Ensuite, la pile focale est post-traitée à l’aide d’un algorithme de corrélation croisée pour obtenir les vecteurs de champ de vitesse 3D. Les résultats montrent un champ d’écoulement 3D résolu dans le temps dans le sillage d’un modèle de corde vocale synthétique vibrante utilisé comme banc d’essai. Les résultats sont également présentés pour la technique appliquée à un champ de bulles.
Allez-y. Le principal avantage de cette technique par rapport aux méthodes existantes est que nous pouvons mesurer dans des volumes contenant plus de particules, de bulles ou de gouttelettes. Cette méthode peut fournir des informations sur les écoulements de fluides et être étendue à d’autres applications, telles que la mesure de la forme d’une flamme et du rôle de la vitesse dans la combustion et même à la mesure du comportement collectif de groupes d’animaux tels que les volées d’oiseaux.
En général, les personnes qui débutent dans cette technique auront du mal car la quantité de données peut devenir écrasante, mais nous pensons avoir développé un livre de recettes pour utiliser cette méthode. D’accord. La démonstration visuelle de cette méthode est essentielle car les configurations de la caméra et de l’étalonnage sont assez différentes de celles de l’utilisation d’une approche à caméra unique. Nous réaliserons ces expériences dans le laboratoire de biofluides du Dr Scott Thompson à BYU avec l’aide de son étudiant diplômé, Jesse Daley.
La première étape consiste à déterminer la taille du volume de mesure, ainsi que la résolution temporelle et spatiale requise pour l’étude de l’expérience d’écoulement de fluide. Ici, la méthode sera utilisée pour réaliser une image 3D de particules d’ouverture synthétique pour la symétrie de perte sur le flux d’air induite par un pli vocal synthétique. Le volume de mesure est de 50 x 50 x 25 millimètres cubes, et les échelles de temps les plus courtes à capturer sont de 10 microsecondes.
Ensuite, estimez la densité optique qui sera présente dans l’expérience afin de déterminer le nombre de caméras nécessaires pour générer des images de refocalisation avec un bon rapport signal/bruit. Des densités d’ensemencement plus élevées nécessitent plus de caméras à ce stade d’une image de particules. Pour les expériences de symétrie O, les particules par pixel doivent également être calculées Montez les caméras dans une configuration de réseau sur un cadre de sorte que chaque caméra puisse voir le volume de mesure sous différents points de vue.

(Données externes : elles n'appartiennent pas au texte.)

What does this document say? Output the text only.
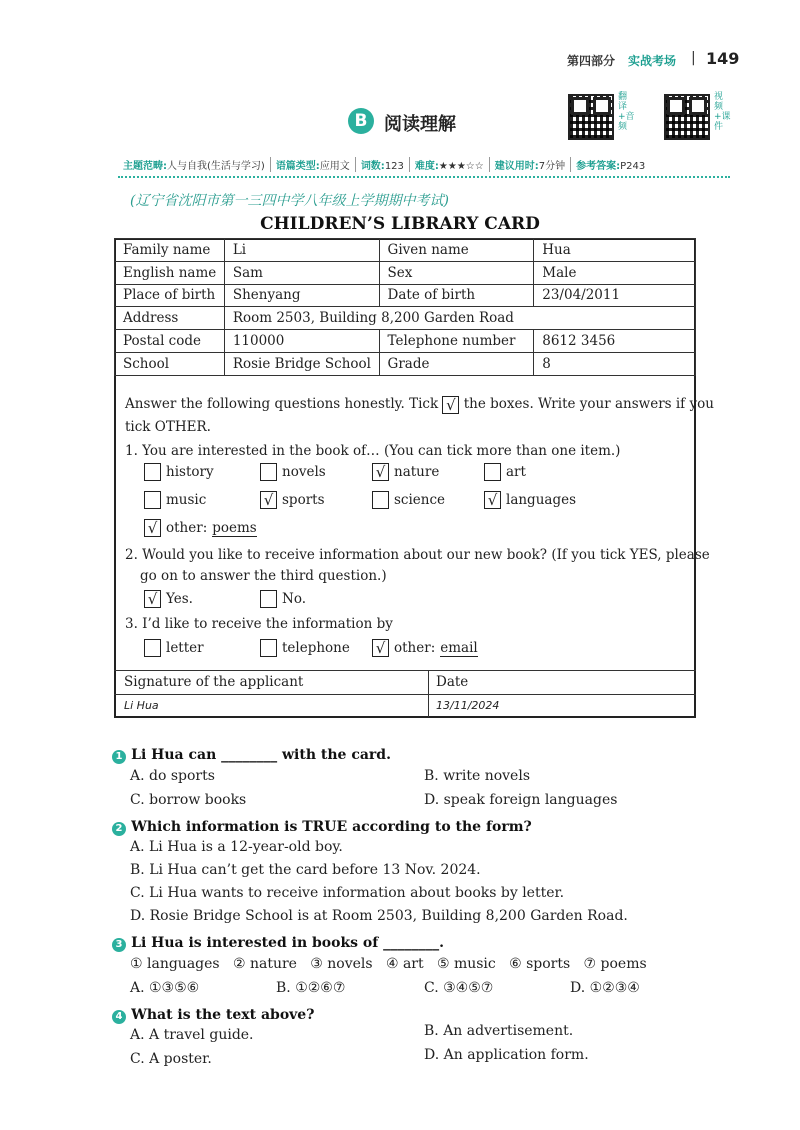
第四部分 实战考场 | 149
B 阅读理解
翻译+音频
视频+课件
主题范畴:人与自我(生活与学习)	语篇类型:应用文	词数:123	难度:★★★☆☆	建议用时:7分钟	参考答案:P243
(辽宁省沈阳市第一三四中学八年级上学期期中考试)
CHILDREN’S LIBRARY CARD
Family name	Li	Given name	Hua
English name	Sam	Sex	Male
Place of birth	Shenyang	Date of birth	23/04/2011
Address	Room 2503, Building 8,200 Garden Road		
Postal code	110000	Telephone number	8612 3456
School	Rosie Bridge School	Grade	8
Answer the following questions honestly. Tick √ the boxes. Write your answers if you
tick OTHER.
1. You are interested in the book of… (You can tick more than one item.)
history	novels	√ nature	art
music	√ sports	science	√ languages
√ other: poems
2. Would you like to receive information about our new book? (If you tick YES, please
go on to answer the third question.)
√ Yes.	No.
3. I’d like to receive the information by
letter	telephone √ other: email
Signature of the applicant	Date
Li Hua	13/11/2024
1 Li Hua can ________ with the card.
A. do sports	B. write novels
C. borrow books	D. speak foreign languages
2 Which information is TRUE according to the form?
A. Li Hua is a 12-year-old boy.
B. Li Hua can’t get the card before 13 Nov. 2024.
C. Li Hua wants to receive information about books by letter.
D. Rosie Bridge School is at Room 2503, Building 8,200 Garden Road.
3 Li Hua is interested in books of ________.
① languages   ② nature   ③ novels   ④ art   ⑤ music   ⑥ sports   ⑦ poems
A. ①③⑤⑥	B. ①②⑥⑦	C. ③④⑤⑦	D. ①②③④
4 What is the text above?
A. A travel guide.	B. An advertisement.
C. A poster.	D. An application form.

Ensuite, définissez l’espacement entre les caméras restantes de la matrice. L’espacement des caméras les unes des autres améliore la résolution spatiale dans la dimension de profondeur au prix d’une profondeur totale résolvable. Pour la capture de données.

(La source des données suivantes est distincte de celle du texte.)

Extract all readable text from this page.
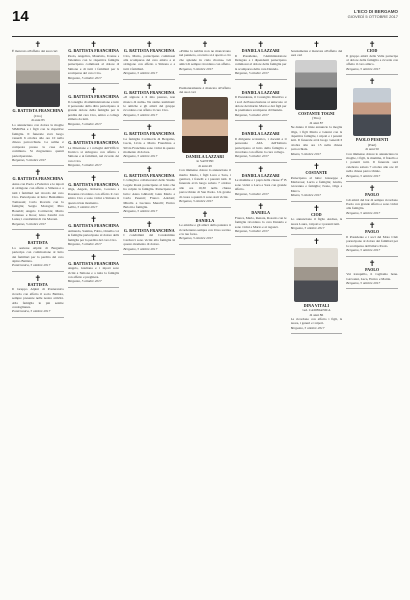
14	L'ECO DI BERGAMO
GIOVEDÌ 5 OTTOBRE 2017
✝
È mancato all'affetto dei suoi cari
G. BATTISTA FRANCHINA
(Ciro)
di anni 83
Lo annunciano con dolore la moglie SIMONA e i figli con le rispettive famiglie. Il funerale avrà luogo venerdì 6 ottobre alle ore 10 nella chiesa parrocchiale. La salma è composta presso la casa del commiato. Si ringraziano quanti parteciperanno.
Bergamo, 5 ottobre 2017
✝
G. BATTISTA FRANCHINA
Anna con Paolo e Federica e le nipoti si stringono con affetto a Simona e a tutti i familiari nel ricordo del caro Ciro. Partecipano al lutto: Beniamino Tomasoni; Carlo Rovaris con la famiglia; Sergio Mologni; Pino Bonaldi; Angelo Cortinovis; Mario Cattaneo e Rosa; Gino Zanchi con Luisa; i condòmini di via Moroni.
Bergamo, 5 ottobre 2017
✝
BATTISTA
La sezione Alpini di Bergamo partecipa con commozione al lutto dei familiari per la perdita del caro alpino Battista.
Ponteranica, 5 ottobre 2017
✝
BATTISTA
Il Gruppo Alpini di Ponteranica ricorda con affetto il socio Battista, sempre presente nelle nostre attività. Alla famiglia le più sentite condoglianze.
Ponteranica, 5 ottobre 2017
✝
G. BATTISTA FRANCHINA
Paolo, Angelica, Maurizio, Ivonne e Valentina con le rispettive famiglie partecipano commossi al dolore di Simona e di tutti i familiari per la scomparsa del caro Ciro.
Bergamo, 5 ottobre 2017
✝
G. BATTISTA FRANCHINA
Il consiglio di amministrazione e tutto il personale della ditta partecipano al grande dolore della famiglia per la perdita del caro Ciro, amico e collega stimato da tutti.
Bergamo, 5 ottobre 2017
✝
G. BATTISTA FRANCHINA
La Direzione e i colleghi dell'Ufficio Tecnico si stringono con affetto a Simona e ai familiari, nel ricordo del caro Ciro.
Bergamo, 5 ottobre 2017
✝
G. BATTISTA FRANCHINA
Olga, Angelo, Roberto, Lorenzo e Rosanna ricordano con affetto il caro amico Ciro e sono vicini a Simona in questo triste momento.
Lallio, 5 ottobre 2017
✝
G. BATTISTA FRANCHINA
Armando, Santina, Fabio, Ornella con le famiglie partecipano al dolore della famiglia per la perdita del caro Ciro.
Bergamo, 5 ottobre 2017
✝
G. BATTISTA FRANCHINA
Angelo, Giuliana e i nipoti sono vicini a Simona e a tutta la famiglia con affetto e preghiera.
Bergamo, 5 ottobre 2017
✝
G. BATTISTA FRANCHINA
Ciro, Mario, partecipano commossi alla scomparsa del caro amico e si stringono con affetto a Simona e a tutti i familiari.
Bergamo, 5 ottobre 2017
✝
G. BATTISTA FRANCHINA
«Il signore è il mio pastore, non manco di nulla» Ne siamo testimoni: le amiche e gli amici del gruppo ricordano con affetto il caro Ciro.
Bergamo, 5 ottobre 2017
✝
G. BATTISTA FRANCHINA
La famiglia Cortinovis di Bergamo, Lucia, Livia e Mario Franchina e Silvia Franchina sono vicini in questo momento di dolore.
Bergamo, 5 ottobre 2017
✝
G. BATTISTA FRANCHINA
I colleghi e collaboratori dello Studio Legale Rossi partecipano al lutto che ha colpito la famiglia. Partecipano al lutto: Anna Ghilardi; Gian Mario e Carla Pesenti; Franco Adobati; Mirella e Luciano Merelli; Enrico Belotti e famiglia.
Bergamo, 5 ottobre 2017
✝
G. BATTISTA FRANCHINA
I condòmini del Condominio Carducci sono vicini alla famiglia in questo momento di dolore.
Bergamo, 5 ottobre 2017
✝
«Prima la nebbia non ne mancavano nel pensiero, ora tutto si è aperto e ciò che splende in cielo ritorna» Gli amici di sempre ricordano con affetto.
Bergamo, 5 ottobre 2017
✝
Prematuramente è mancata all'affetto dei suoi cari
DANIELA LAZZARI
in SANTINI
di anni 49
Con immenso dolore lo annunciano il marito Mario, i figli Luca e Sara, i genitori, i fratelli e i parenti tutti. Il funerale avrà luogo sabato 7 ottobre alle ore 10,30 nella chiesa parrocchiale di San Paolo. Un grazie di cuore a quanti ci sono stati vicini.
Bergamo, 5 ottobre 2017
✝
DANIELA
Le amiche e gli amici della palestra ti ricorderanno sempre con il tuo sorriso e la tua forza.
Bergamo, 5 ottobre 2017
✝
DANIELA LAZZARI
Il Presidente, l'Amministratore Delegato e i dipendenti partecipano commossi al dolore della famiglia per la scomparsa della cara Daniela.
Bergamo, 5 ottobre 2017
✝
DANIELA LAZZARI
Il Presidente, il Consiglio Direttivo e i soci dell'associazione si uniscono al dolore del marito Mario e dei figli per la prematura scomparsa di Daniela.
Bergamo, 5 ottobre 2017
✝
DANIELA LAZZARI
Il dirigente scolastico, i docenti e il personale ATA dell'Istituto partecipano al lutto della famiglia e ricordano con affetto la cara collega.
Bergamo, 5 ottobre 2017
✝
DANIELA LAZZARI
Le mamme e i papà della classe 3ª B sono vicini a Luca e Sara con grande affetto.
Bergamo, 5 ottobre 2017
✝
DANIELA
Franca, Mario, Renata, Rosario con le famiglie ricordano la cara Daniela e sono vicini a Mario e ai ragazzi.
Bergamo, 5 ottobre 2017
✝
Serenamente è mancata all'affetto dei suoi cari
COSTANTE TOGNI
(Tino)
di anni 87
Ne danno il triste annuncio la moglie Olga, i figli Maria e Gianni con le rispettive famiglie, i nipoti e i parenti tutti. Il funerale avrà luogo venerdì 6 ottobre alle ore 15 nella chiesa parrocchiale.
Mozzo, 5 ottobre 2017
✝
COSTANTE
Partecipano al lutto: Giuseppe e Mariarosa; Lucia e famiglia; Giulio, Giovanna e famiglia; Ivano, Olga e Marco.
Mozzo, 5 ottobre 2017
✝
CIOD
Lo annunciano il figlio Andrea, la nuora Laura, i nipoti e i parenti tutti.
Bergamo, 5 ottobre 2017
✝
DINA VITALI
ved. CAMBIANICA
di anni 86
La ricordano con affetto i figli, le nuore, i generi e i nipoti.
Bergamo, 5 ottobre 2017
✝
CIOD
Il gruppo amici della Valle partecipa al dolore della famiglia e ricorda con affetto il caro amico.
Bergamo, 5 ottobre 2017
✝
PAOLO PESENTI
(Paul)
di anni 50
Con immenso dolore lo annunciano la moglie, i figli, la mamma, il fratello e i parenti tutti. Il funerale sarà celebrato sabato 7 ottobre alle ore 10 nella chiesa parrocchiale.
Bergamo, 5 ottobre 2017
✝
PAOLO
Gli amici del bar di sempre ricordano Paolo con grande affetto e sono vicini alla famiglia.
Bergamo, 5 ottobre 2017
✝
PAOLO
Il Presidente e i soci del Moto Club partecipano al dolore dei familiari per la scomparsa dell'amico Paolo.
Bergamo, 5 ottobre 2017
✝
PAOLO
Vai tranquillo, ti vogliamo bene. Giovanni, Luca, Enrico e Mattia.
Bergamo, 5 ottobre 2017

Lors de la visualisation, fixez les caméras à un ordinateur central. Placez une cible visuelle telle qu’une grille d’étalonnage au centre du volume de mesure. Utilisez l’image de la caméra centrale de la matrice comme référence et rapprochez ou éloignez l’ensemble de l’image de la matrice du volume de mesure pour obtenir l’angle de grossissement souhaité ou les caméras de sorte que la cible visuelle au centre du volume de mesure soit approximativement centrée dans chaque image de caméra.
Avec les ouvertures complètement ouvertes sur chaque objectif de caméra, faites la mise au point de chaque caméra sur la cible visuelle. Placez une cible d’étalonnage à l’arrière du volume de mesure. Assurez-vous que la cible est dans le champ de vision de chaque caméra.

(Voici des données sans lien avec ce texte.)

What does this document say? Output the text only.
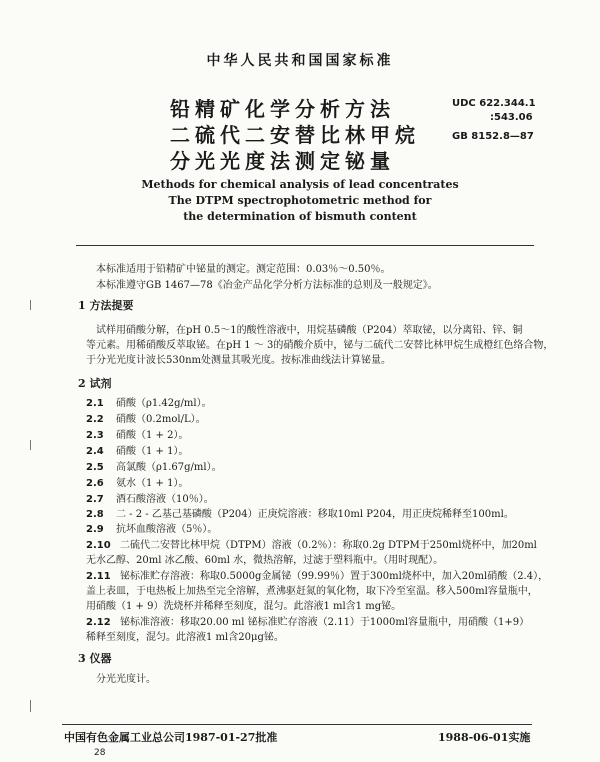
中华人民共和国国家标准
铅精矿化学分析方法
二硫代二安替比林甲烷
分光光度法测定铋量
UDC 622.344.1
:543.06
GB 8152.8—87
Methods for chemical analysis of lead concentrates
The DTPM spectrophotometric method for
the determination of bismuth content
本标准适用于铅精矿中铋量的测定。测定范围：0.03％～0.50％。
本标准遵守GB 1467—78《冶金产品化学分析方法标准的总则及一般规定》。
1 方法提要
试样用硝酸分解，在pH 0.5～1的酸性溶液中，用烷基磷酸（P204）萃取铋，以分离铅、锌、铜
等元素。用稀硝酸反萃取铋。在pH 1 ～ 3的硝酸介质中，铋与二硫代二安替比林甲烷生成橙红色络合物，
于分光光度计波长530nm处测量其吸光度。按标准曲线法计算铋量。
2 试剂
2.1 硝酸（ρ1.42g/ml）。
2.2 硝酸（0.2mol/L）。
2.3 硝酸（1 + 2）。
2.4 硝酸（1 + 1）。
2.5 高氯酸（ρ1.67g/ml）。
2.6 氨水（1 + 1）。
2.7 酒石酸溶液（10％）。
2.8 二 - 2 - 乙基己基磷酸（P204）正庚烷溶液：移取10ml P204，用正庚烷稀释至100ml。
2.9 抗坏血酸溶液（5％）。
2.10 二硫代二安替比林甲烷（DTPM）溶液（0.2％）：称取0.2g DTPM于250ml烧杯中，加20ml
无水乙醇、20ml 冰乙酸、60ml 水，微热溶解，过滤于塑料瓶中。（用时现配）。
2.11 铋标准贮存溶液：称取0.5000g金属铋（99.99％）置于300ml烧杯中，加入20ml硝酸（2.4），
盖上表皿，于电热板上加热至完全溶解，煮沸驱赶氮的氧化物，取下冷至室温。移入500ml容量瓶中，
用硝酸（1 + 9）洗烧杯并稀释至刻度，混匀。此溶液1 ml含1 mg铋。
2.12 铋标准溶液：移取20.00 ml 铋标准贮存溶液（2.11）于1000ml容量瓶中，用硝酸（1+9）
稀释至刻度，混匀。此溶液1 ml含20μg铋。
3 仪器
分光光度计。
中国有色金属工业总公司1987-01-27批准	1988-06-01实施
28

Si ce n’est pas le cas, réajustez la distance entre les caméras et le volume de mesure et/ou l’espacement des caméras. Faites de même avec une cible de calibrage à l’avant du volume et itérez jusqu’à ce que l’avant et l’arrière soient visibles. Dans tous les appareils photo.
Fermez l’ouverture de chaque appareil photo jusqu’à ce que la cible soit nette. Lorsqu’il est situé à n’importe quelle position dans le volume de mesure de chaque appareil photo, un éclairage supplémentaire peut être nécessaire lorsque l’ouverture est fermée. Pour commencer, déterminez la méthode appropriée pour éclairer le volume de mesure en fonction de la méthode de mesure spécifique appliquée au champ d’écoulement.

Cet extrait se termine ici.